Los conductores que circulan por determinadas carreteras españolas pueden encontrarse con un elemento que rompe con la imagen habitual de la calzada: una segunda línea de color verde que discurre paralela a la tradicional línea blanca del borde de la carretera. Para quienes no conocen su significado, la aparición de esta marca puede resultar desconcertante e incluso llevar a pensar que se trata de una señalización provisional, de una modificación reciente de la vía o simplemente de una marca pintada por error. Sin embargo, nada de eso ocurre. Estas líneas forman parte de una estrategia de seguridad vial que la Dirección General de Tráfico lleva años estudiando y aplicando en determinados puntos y que tiene como objetivo actuar sobre uno de los elementos más importantes a la hora de conducir: la percepción que el usuario tiene del espacio por el que circula.

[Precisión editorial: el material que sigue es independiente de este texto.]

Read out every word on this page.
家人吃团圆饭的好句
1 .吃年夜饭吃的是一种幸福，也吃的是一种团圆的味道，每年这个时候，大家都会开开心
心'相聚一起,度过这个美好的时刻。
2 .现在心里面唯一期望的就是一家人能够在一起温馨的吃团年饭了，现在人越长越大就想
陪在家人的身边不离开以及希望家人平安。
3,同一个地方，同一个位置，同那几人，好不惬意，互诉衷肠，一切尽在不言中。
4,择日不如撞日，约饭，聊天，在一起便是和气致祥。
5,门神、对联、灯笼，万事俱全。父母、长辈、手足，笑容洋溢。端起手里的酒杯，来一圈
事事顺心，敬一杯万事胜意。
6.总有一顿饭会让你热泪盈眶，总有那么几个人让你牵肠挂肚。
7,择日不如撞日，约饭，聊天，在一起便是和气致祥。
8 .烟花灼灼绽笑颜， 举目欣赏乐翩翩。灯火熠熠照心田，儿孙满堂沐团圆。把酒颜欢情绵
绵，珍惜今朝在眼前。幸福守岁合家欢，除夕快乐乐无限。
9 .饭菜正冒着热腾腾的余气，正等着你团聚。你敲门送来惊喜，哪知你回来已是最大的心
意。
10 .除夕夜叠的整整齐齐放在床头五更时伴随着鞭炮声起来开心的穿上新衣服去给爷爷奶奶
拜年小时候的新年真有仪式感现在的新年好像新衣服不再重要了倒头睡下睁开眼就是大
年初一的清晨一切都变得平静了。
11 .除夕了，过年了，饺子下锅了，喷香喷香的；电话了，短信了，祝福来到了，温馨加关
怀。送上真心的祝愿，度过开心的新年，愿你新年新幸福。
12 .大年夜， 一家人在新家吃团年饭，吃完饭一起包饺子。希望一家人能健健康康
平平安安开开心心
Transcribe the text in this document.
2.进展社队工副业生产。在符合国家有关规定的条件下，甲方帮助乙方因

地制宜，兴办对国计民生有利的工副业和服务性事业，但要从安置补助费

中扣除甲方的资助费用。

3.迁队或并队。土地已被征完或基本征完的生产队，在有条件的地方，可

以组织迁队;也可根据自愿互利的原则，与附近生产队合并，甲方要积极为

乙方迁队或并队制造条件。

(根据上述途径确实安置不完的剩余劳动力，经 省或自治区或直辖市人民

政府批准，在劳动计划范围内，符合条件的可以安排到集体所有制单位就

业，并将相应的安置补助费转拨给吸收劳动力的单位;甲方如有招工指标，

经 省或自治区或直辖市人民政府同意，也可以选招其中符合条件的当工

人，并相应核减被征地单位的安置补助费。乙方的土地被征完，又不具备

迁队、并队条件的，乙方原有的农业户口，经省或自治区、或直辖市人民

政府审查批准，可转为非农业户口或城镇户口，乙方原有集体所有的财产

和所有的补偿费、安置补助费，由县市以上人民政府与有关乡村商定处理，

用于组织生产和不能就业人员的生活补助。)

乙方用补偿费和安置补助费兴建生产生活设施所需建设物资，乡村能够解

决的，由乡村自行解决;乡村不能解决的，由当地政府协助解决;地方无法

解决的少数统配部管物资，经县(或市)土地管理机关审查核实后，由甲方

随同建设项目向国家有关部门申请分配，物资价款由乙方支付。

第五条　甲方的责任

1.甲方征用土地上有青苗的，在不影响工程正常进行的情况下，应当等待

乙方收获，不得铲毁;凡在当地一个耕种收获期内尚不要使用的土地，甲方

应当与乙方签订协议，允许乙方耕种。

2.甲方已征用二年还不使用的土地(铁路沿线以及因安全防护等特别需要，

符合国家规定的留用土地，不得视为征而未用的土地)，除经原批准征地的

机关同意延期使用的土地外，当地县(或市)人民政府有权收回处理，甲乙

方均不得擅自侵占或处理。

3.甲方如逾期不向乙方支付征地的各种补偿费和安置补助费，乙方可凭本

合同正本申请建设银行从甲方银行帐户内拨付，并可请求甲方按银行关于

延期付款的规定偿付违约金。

La particularidad de esta medida es precisamente que no necesita modificar físicamente la carretera para intentar cambiar el comportamiento de quienes circulan por ella. El asfalto mantiene sus dimensiones, los carriles conservan su anchura y la línea blanca que delimita el arcén continúa cumpliendo su función habitual. Lo que cambia es la cantidad de referencias visuales que recibe el conductor. Al añadir una línea verde en la parte interior de la marca blanca, la DGT pretende generar una sensación diferente al recorrer determinados tramos, especialmente aquellos en los que una carretera amplia, recta o con curvas suaves puede transmitir al usuario una sensación de seguridad mayor de la que realmente corresponde a las características de la vía.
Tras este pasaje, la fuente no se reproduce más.